DaveGroh · 06/04/2026 22:17

Dsd was like this as a child, she was actually diagnosed adhd at 13, she also didn’t display any of the symptoms you read about online

Haveyouanyjam · 06/04/2026 22:26

Maybe your DD has AuDHD? Sometimes the autistic traits can mask the adhd and vice versa. For example those with adhd are often highly empathetic, and those with autism may follow rules and control their impulses so the overlap can mean one can hide the other.

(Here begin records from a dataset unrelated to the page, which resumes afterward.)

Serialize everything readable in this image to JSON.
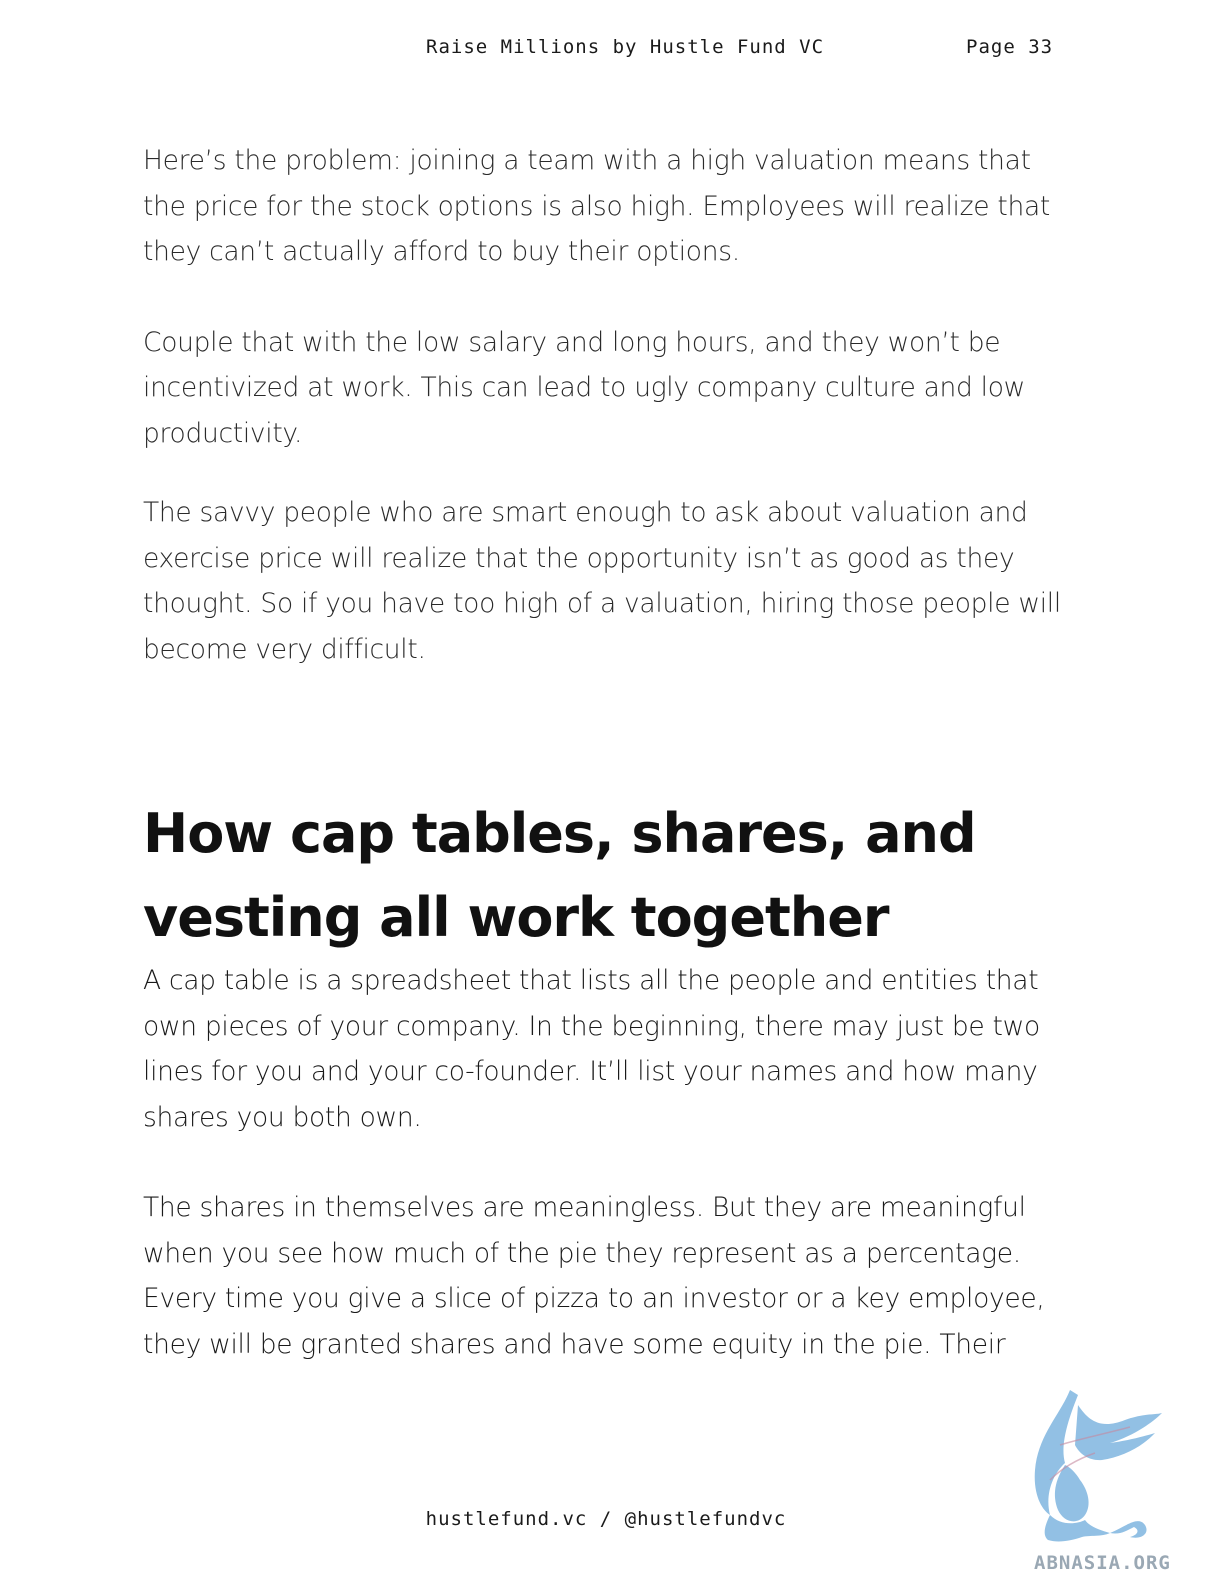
{
  "header": {
    "title": "Raise Millions by Hustle Fund VC",
    "page": "Page 33"
  },
  "paragraphs": {
    "p1": "Here’s the problem: joining a team with a high valuation means that the price for the stock options is also high. Employees will realize that they can’t actually afford to buy their options.",
    "p2": "Couple that with the low salary and long hours, and they won’t be incentivized at work. This can lead to ugly company culture and low productivity.",
    "p3": "The savvy people who are smart enough to ask about valuation and exercise price will realize that the opportunity isn’t as good as they thought. So if you have too high of a valuation, hiring those people will become very difficult.",
    "heading": "How cap tables, shares, and vesting all work together",
    "p4": "A cap table is a spreadsheet that lists all the people and entities that own pieces of your company. In the beginning, there may just be two lines for you and your co-founder. It’ll list your names and how many shares you both own.",
    "p5": "The shares in themselves are meaningless. But they are meaningful when you see how much of the pie they represent as a percentage. Every time you give a slice of pizza to an investor or a key employee, they will be granted shares and have some equity in the pie. Their"
  },
  "footer": {
    "text": "hustlefund.vc / @hustlefundvc"
  },
  "watermark": {
    "text": "ABNASIA.ORG",
    "icon": "griffin-logo-icon",
    "color": "#7fb6e0"
  }
}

TheLivelyCat · 06/04/2026 22:29

Some of the things you mentioned would fit Autism, the angry, she has friends but is difficult with them(social difficults). Hiding under the blanket in the morning(transition difficults). Autism is genetic so the fact your sister is.
Both me and my DD are autistic and present in different ways, DD is angry, where I'm quite and very competent. We are both high maskers I. That we dont obviously stim, my DD makes good eye contact, highly observant, empathetic, have a strong sense of justice, fairness. And special interests in Girls can be missed as it offen a common topic, animals, sports, fashion etc.

I'm not saying she is, as you know her best, but Girls often dont fit the typical profile,on the NHS website. Look at Autism in Girls.

Haveyouanyjam · 06/04/2026 22:29

I also really struggled with low mood and depression as a teen but had friends and did very well at school. It’s only as an adult I am on the pathway for ADHD and my husband is convinced I have AuDHD for a number of reasons. I don’t know if it is AuDHD or just the rigid strategies I’ve used to try and keep ADHD symptoms in check but hopefully my assessment will shed some light.